Даже казахи, которых обвиняли в том, что они находятся под влиянием баев и мулл, вроде С. Садвокасова, не отрицали необходимости «насильственной индустриализации». Вообще-то Садвокасов написал в 1926 г. язвительное обличение советской политики инвестирования как продолжения царского колониализма. См.: История индустриализации Казахской ССР / Под ред. С.Б. Баишева. Алма-Ата: Наука, 1967. Т. 1. С. 206–208. Внутри казахстанской партии наблюдалось расхождение во мнениях, но, как правило, казахские коммунисты вроде стоявшего на «левых» позициях Садвокасова и занимавшего «правые» позиции С. Ходжанова, выступали за модернизацию.

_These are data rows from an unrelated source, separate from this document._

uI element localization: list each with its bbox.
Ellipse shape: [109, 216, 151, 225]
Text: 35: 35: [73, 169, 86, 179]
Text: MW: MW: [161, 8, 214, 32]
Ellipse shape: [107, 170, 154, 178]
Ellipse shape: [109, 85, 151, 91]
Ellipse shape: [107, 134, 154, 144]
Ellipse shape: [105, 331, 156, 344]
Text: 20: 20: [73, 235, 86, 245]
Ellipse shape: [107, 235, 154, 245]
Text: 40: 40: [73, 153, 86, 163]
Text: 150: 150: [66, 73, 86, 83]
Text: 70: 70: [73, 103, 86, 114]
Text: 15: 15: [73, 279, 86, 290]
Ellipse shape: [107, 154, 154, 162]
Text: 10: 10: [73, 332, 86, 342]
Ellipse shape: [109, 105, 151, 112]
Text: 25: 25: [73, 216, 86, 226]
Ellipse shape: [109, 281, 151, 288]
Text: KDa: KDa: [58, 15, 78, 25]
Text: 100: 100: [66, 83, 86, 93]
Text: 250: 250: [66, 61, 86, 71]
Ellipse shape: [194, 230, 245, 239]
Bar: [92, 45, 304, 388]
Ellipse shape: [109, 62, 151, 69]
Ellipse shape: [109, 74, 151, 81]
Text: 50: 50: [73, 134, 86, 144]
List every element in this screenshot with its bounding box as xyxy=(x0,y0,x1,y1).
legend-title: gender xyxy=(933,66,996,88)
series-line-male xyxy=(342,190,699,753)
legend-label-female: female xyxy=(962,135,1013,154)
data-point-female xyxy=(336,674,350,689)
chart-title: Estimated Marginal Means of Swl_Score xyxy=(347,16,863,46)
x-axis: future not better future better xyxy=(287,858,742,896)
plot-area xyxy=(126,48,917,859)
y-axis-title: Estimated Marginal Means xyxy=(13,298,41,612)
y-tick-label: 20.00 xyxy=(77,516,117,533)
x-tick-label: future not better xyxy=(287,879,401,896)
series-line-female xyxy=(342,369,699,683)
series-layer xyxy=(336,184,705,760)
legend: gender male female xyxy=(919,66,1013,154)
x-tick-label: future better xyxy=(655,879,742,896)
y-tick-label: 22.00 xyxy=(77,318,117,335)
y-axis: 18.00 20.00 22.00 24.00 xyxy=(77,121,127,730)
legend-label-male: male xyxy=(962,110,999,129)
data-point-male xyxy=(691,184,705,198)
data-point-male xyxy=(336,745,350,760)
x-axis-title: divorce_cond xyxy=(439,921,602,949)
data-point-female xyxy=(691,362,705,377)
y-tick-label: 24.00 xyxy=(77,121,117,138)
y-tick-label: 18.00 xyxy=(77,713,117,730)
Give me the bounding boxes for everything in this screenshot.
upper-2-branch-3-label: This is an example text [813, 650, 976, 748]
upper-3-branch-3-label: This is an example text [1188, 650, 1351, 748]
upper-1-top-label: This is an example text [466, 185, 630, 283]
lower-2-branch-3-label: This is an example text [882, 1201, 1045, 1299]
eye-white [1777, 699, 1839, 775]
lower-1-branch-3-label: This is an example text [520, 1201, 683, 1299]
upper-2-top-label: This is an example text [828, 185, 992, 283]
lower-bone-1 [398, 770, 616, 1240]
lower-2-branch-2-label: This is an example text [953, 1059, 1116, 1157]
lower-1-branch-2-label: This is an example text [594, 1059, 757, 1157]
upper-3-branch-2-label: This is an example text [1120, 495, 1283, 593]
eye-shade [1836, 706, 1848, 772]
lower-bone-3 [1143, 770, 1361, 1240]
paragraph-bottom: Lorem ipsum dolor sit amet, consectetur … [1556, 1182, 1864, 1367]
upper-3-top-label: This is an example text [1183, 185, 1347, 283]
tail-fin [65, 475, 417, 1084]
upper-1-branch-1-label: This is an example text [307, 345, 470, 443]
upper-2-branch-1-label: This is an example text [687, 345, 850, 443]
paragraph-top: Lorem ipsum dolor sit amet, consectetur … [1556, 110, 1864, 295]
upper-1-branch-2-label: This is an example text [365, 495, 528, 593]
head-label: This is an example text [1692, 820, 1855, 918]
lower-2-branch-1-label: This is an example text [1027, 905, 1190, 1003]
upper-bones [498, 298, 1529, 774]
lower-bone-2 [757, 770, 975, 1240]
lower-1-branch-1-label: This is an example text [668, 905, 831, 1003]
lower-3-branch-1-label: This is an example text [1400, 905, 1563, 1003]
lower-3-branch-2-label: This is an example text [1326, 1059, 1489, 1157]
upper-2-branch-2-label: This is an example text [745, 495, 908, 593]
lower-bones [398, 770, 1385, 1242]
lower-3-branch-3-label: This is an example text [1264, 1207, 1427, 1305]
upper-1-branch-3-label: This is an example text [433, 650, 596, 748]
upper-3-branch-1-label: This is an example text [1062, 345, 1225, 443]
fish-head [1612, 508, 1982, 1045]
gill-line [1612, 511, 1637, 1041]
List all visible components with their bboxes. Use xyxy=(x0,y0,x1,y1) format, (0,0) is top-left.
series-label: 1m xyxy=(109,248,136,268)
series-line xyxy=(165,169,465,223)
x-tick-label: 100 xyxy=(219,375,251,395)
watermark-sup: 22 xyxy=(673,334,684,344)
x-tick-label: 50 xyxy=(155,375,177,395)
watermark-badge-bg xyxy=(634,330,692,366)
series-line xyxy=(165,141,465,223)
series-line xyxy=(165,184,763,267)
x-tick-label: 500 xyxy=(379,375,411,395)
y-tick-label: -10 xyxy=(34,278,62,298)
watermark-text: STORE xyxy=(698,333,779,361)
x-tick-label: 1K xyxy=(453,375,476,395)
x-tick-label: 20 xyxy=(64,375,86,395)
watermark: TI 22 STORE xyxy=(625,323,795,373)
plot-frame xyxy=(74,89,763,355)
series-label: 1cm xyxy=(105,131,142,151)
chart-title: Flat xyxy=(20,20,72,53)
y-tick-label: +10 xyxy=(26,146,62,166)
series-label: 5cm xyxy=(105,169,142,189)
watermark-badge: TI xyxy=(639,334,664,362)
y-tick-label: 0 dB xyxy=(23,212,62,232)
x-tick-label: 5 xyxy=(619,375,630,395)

Европейские чиновники вроде Голощекина предпочитали, несмотря на партийную программу, подчеркивать преждевременность индустриализации для такого «примитивного» народа». Такие люди поддерживали индустриализацию, но просто занимали «позицию великодержавного шовинизма», считая, что не с казахов надо начинать такую программу. См.: Джагфаров Н. Национально-уклонизм: Мифы и реальность // О прошлом — для будущего: Некоторые актуальные проблемы истории Компартии Казахстана в свете гласности. Алма-Ата: Казахстан, 1990. С. 167–176, 180–181. Бесстрастный, но насыщенный информацией материал о разделении внутри партии Казахстана см.: Национальные моменты политики Казахстана // Архив Троцкого. Т. 2. С. 197–199.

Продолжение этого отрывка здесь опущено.